INTRODUCTION. The renin–angiotensin–aldosterone system plays a key role in the pathogenesis of arterial hypertension and its complications. Many clinical trials have proven also its role in the development of diabetes and control of glycemia. A double or even triple blockade of that system may besides the hemodynamic effect induce various metabolic alterations. The aim of the study was to assess the influence of the combined therapy with the angiotensin-converting enzyme inhibitor and aldosterone antagonist on insulin sensitivity and serum leptin concentration in patients with type 2 diabetes on a long-term angiotensin-converting enzyme inhibitor therapy.
MATERIAL AND METHODS. Twenty five patients were included. At baseline and after two 6-week long periods in which in a random order either spironolactone (25 mg/day) or placebo were given, serum levels of insulin, glucose, leptin, C-reactive protein, insulin sensitivity index (HOMA-S) and 24-hour blood pressure were assessed.
RESULTS. Six weeks of spironolactone therapy induced a statistically significant increase of serum leptin concentration. The same was not observed after placebo administration. Serum C-reactive protein decreased after spironolactone as well as blood pressure during the early morning activity. The mean 24-hour blood pressure was not changed as well as serum levels of glucose and insulin, HOMA-S and body mass.

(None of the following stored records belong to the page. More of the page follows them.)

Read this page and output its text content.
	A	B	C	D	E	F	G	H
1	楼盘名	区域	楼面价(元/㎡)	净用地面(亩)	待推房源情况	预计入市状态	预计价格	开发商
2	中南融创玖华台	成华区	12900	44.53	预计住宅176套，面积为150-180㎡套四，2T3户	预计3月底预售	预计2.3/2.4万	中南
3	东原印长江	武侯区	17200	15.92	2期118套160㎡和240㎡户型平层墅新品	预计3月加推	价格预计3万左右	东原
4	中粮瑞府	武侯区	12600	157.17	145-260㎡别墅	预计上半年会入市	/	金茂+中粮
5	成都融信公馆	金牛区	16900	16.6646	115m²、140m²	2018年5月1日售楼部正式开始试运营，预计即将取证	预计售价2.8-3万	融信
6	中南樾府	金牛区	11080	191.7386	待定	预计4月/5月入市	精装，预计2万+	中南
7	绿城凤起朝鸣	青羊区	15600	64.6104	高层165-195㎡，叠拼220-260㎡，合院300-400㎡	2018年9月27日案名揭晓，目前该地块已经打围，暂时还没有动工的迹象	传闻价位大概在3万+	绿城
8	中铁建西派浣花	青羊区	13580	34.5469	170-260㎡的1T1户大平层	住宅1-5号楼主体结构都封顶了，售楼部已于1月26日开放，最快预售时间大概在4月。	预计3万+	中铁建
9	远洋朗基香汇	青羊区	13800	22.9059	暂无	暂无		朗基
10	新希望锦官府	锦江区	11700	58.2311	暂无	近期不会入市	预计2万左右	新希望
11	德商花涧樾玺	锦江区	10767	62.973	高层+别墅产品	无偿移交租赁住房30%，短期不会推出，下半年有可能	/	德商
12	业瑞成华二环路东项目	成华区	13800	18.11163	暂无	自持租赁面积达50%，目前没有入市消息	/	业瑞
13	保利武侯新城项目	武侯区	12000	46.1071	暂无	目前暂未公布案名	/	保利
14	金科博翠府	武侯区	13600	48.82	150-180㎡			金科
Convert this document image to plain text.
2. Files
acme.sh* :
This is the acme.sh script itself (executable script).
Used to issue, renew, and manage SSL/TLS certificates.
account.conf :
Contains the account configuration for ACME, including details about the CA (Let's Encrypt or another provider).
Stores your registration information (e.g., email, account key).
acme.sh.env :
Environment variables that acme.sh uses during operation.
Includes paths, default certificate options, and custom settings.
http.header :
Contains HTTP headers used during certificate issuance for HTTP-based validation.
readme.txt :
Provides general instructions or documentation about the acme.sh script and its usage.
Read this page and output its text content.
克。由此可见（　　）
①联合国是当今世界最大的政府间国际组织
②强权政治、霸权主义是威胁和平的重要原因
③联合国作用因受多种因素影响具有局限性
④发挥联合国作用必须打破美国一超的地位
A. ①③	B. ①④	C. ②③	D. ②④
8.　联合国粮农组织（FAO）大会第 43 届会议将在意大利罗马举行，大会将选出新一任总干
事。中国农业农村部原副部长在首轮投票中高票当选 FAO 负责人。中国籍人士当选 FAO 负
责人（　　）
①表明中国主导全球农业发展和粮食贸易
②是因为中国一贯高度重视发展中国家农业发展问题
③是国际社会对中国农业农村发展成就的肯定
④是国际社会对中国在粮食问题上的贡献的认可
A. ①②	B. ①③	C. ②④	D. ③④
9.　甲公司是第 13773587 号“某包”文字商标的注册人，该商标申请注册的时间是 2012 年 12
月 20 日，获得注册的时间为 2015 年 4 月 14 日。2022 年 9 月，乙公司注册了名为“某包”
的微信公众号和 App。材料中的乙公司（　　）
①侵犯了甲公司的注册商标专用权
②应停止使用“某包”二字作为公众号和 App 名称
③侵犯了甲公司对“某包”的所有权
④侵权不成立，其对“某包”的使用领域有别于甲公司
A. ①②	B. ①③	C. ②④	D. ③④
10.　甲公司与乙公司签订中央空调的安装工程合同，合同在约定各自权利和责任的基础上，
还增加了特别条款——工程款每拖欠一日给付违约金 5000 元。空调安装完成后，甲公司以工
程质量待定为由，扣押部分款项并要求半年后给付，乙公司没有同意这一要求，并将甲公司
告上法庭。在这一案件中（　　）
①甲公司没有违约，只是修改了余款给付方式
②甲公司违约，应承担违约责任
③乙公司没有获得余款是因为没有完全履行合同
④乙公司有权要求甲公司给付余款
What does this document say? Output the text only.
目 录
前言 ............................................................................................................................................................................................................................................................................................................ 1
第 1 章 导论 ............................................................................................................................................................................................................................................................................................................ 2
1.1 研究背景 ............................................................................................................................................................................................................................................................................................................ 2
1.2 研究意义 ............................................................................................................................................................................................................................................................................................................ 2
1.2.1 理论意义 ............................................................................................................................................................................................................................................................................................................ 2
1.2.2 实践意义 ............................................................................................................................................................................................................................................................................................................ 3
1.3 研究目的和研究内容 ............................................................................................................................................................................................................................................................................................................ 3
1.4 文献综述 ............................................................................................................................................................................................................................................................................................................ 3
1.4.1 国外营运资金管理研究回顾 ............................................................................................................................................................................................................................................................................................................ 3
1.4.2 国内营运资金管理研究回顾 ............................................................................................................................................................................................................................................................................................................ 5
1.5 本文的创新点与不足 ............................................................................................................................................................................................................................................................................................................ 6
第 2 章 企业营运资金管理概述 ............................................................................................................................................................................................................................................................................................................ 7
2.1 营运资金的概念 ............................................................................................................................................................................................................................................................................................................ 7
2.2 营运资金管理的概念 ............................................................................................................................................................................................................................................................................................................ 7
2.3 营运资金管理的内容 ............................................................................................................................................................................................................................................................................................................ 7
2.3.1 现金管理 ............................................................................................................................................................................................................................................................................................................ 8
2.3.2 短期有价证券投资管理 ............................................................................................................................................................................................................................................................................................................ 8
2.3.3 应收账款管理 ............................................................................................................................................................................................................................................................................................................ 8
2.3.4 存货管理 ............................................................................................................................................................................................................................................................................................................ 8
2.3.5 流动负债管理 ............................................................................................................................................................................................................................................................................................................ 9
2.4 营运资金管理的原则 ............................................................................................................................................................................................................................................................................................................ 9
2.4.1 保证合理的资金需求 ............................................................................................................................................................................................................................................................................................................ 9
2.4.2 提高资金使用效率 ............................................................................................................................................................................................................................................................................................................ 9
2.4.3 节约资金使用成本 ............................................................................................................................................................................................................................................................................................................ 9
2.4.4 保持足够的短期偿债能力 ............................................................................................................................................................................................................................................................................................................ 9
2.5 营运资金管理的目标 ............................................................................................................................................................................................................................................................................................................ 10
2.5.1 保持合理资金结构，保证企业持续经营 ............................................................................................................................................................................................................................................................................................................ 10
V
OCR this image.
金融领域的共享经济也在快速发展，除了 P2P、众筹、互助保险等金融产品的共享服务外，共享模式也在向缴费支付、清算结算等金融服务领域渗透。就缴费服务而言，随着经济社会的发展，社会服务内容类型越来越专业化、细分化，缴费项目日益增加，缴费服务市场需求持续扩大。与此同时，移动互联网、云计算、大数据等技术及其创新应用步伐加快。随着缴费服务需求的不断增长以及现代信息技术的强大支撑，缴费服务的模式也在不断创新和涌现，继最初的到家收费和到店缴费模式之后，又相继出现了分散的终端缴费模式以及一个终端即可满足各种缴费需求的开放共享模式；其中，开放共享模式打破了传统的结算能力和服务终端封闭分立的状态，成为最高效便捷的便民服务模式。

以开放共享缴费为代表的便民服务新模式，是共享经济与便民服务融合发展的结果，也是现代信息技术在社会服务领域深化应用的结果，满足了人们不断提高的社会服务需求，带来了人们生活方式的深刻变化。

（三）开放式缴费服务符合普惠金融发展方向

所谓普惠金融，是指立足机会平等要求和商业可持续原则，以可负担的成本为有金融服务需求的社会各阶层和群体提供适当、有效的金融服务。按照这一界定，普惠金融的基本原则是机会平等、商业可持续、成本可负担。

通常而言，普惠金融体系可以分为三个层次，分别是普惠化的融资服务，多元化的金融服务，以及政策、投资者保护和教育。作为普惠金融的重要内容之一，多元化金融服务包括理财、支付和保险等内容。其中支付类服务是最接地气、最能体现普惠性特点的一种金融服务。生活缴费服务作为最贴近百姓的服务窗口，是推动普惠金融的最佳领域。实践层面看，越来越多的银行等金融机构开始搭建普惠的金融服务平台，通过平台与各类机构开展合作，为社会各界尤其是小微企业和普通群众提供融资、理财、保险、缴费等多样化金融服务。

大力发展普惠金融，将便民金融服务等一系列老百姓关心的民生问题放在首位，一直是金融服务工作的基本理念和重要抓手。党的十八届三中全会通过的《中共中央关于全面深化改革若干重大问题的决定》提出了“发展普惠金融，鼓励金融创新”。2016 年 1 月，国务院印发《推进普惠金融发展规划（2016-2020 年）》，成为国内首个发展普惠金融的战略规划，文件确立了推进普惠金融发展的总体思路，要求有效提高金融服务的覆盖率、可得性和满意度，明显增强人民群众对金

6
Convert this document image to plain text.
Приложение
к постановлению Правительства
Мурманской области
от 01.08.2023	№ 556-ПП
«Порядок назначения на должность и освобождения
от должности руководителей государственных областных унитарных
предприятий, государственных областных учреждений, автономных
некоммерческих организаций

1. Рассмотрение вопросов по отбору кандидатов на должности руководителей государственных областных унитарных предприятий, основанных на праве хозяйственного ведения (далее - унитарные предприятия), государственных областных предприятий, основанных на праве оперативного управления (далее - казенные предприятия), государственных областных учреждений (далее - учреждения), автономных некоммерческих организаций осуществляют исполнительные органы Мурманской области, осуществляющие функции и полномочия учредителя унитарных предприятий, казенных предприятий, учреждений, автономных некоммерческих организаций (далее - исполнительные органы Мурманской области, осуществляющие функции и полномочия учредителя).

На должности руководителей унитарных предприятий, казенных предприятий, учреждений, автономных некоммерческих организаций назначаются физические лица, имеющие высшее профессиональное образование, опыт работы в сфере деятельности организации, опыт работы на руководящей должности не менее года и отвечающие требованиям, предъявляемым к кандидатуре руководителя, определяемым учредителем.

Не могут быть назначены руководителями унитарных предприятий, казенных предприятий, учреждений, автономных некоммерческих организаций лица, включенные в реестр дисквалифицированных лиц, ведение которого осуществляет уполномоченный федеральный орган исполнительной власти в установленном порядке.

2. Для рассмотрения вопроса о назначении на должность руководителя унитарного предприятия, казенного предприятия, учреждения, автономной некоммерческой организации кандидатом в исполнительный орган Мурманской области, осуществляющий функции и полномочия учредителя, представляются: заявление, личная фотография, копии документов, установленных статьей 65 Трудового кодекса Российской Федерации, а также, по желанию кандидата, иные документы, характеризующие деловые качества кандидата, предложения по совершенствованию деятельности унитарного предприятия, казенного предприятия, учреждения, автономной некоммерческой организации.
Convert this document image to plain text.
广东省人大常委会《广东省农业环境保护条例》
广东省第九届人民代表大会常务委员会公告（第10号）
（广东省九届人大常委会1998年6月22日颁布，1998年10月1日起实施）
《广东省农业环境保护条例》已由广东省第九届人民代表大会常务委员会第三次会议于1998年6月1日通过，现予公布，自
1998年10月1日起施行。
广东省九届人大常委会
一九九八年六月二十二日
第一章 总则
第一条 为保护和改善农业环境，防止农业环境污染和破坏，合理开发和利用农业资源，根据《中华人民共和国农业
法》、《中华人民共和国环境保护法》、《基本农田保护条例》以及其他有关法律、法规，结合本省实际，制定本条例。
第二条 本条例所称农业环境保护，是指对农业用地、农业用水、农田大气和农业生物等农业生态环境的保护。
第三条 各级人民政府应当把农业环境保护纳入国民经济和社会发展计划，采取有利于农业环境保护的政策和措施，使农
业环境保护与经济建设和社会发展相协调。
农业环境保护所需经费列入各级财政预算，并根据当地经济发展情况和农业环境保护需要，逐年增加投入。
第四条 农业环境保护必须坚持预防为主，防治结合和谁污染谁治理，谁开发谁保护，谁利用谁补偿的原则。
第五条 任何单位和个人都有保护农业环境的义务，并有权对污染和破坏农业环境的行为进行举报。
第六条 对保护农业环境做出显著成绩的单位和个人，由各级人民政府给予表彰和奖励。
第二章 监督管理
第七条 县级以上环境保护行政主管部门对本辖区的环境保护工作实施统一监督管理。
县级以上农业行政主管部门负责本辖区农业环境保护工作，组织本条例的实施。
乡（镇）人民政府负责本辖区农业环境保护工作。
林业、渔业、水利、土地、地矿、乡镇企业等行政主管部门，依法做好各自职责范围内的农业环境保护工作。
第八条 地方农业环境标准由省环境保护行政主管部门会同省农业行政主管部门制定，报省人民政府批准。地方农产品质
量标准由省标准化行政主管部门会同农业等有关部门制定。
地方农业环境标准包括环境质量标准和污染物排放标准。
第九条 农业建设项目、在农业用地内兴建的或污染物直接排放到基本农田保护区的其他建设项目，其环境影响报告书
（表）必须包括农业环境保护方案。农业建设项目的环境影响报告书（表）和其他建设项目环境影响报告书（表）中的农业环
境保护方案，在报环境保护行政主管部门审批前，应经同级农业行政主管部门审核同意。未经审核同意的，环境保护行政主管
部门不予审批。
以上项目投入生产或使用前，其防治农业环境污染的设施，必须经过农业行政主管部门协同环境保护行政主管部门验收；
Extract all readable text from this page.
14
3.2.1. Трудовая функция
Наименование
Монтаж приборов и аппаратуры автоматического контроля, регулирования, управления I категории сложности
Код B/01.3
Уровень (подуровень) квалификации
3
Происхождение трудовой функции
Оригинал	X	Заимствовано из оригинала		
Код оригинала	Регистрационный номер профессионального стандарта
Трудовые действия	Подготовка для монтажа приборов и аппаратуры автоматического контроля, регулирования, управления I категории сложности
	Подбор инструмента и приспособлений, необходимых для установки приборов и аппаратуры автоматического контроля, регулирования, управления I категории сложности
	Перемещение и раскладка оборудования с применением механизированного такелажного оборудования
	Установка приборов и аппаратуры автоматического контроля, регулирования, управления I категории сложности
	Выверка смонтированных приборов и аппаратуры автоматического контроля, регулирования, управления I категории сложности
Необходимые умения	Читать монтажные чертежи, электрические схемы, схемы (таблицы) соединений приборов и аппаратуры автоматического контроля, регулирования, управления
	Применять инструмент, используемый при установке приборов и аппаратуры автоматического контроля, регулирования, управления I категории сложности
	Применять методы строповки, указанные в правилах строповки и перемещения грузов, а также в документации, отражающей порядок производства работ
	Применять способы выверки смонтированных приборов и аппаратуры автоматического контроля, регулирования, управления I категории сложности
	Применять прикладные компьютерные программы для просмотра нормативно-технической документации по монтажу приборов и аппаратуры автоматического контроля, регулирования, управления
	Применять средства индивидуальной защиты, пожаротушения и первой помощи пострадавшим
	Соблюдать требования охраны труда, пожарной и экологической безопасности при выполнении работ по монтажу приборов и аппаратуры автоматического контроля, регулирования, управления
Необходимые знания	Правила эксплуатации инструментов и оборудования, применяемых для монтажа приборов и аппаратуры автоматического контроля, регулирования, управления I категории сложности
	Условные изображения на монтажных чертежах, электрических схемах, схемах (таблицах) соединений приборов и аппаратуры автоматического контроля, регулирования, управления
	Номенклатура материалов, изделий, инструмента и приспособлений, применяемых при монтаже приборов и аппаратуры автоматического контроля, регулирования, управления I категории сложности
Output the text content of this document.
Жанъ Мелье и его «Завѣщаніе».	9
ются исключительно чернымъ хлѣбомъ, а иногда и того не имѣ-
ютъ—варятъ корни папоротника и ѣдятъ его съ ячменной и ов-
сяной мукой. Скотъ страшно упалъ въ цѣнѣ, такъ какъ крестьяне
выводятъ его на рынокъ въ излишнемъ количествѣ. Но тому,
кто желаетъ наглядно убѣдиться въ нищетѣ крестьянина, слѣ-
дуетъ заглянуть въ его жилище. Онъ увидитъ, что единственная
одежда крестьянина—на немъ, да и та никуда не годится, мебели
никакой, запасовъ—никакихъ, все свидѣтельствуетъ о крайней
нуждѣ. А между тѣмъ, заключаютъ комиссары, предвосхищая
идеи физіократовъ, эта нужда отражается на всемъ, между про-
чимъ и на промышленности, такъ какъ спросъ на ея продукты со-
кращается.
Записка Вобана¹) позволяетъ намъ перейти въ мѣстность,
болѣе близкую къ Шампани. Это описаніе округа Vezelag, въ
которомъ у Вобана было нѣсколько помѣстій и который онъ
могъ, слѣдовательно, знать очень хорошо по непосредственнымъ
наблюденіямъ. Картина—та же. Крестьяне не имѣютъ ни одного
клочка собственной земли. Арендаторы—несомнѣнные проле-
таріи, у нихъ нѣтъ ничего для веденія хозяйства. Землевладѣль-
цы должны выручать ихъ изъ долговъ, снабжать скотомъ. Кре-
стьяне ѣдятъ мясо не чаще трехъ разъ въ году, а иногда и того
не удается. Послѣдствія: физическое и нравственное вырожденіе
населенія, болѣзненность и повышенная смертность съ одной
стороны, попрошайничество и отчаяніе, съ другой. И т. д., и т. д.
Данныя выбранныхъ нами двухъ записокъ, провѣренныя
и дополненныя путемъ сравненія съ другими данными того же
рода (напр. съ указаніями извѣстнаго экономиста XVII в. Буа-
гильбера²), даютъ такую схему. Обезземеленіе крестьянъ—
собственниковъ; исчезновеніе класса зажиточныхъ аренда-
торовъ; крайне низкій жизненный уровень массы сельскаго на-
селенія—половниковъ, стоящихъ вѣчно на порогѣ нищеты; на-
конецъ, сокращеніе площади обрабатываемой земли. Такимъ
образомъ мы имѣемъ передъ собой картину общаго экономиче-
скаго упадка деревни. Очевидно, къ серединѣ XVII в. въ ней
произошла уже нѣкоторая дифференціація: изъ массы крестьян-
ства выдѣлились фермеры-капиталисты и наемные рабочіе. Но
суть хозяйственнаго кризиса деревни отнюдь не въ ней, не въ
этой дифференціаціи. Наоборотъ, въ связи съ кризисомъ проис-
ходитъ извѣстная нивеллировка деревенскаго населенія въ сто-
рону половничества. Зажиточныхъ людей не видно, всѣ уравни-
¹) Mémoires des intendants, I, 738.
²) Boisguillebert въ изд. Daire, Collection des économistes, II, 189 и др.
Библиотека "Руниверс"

CONCLUSIONS. The combined treatment with an angiotensin-converting enzyme inhibitor and low-dose spironolactone compared to the treatment with the angiotensin-converting enzyme inhibitor alone may significantly decrease inflammation and afferent regulation of apetite but do not influence insulin resistance. Those effects do not seem to be related to the change of 24-hour blood pressure.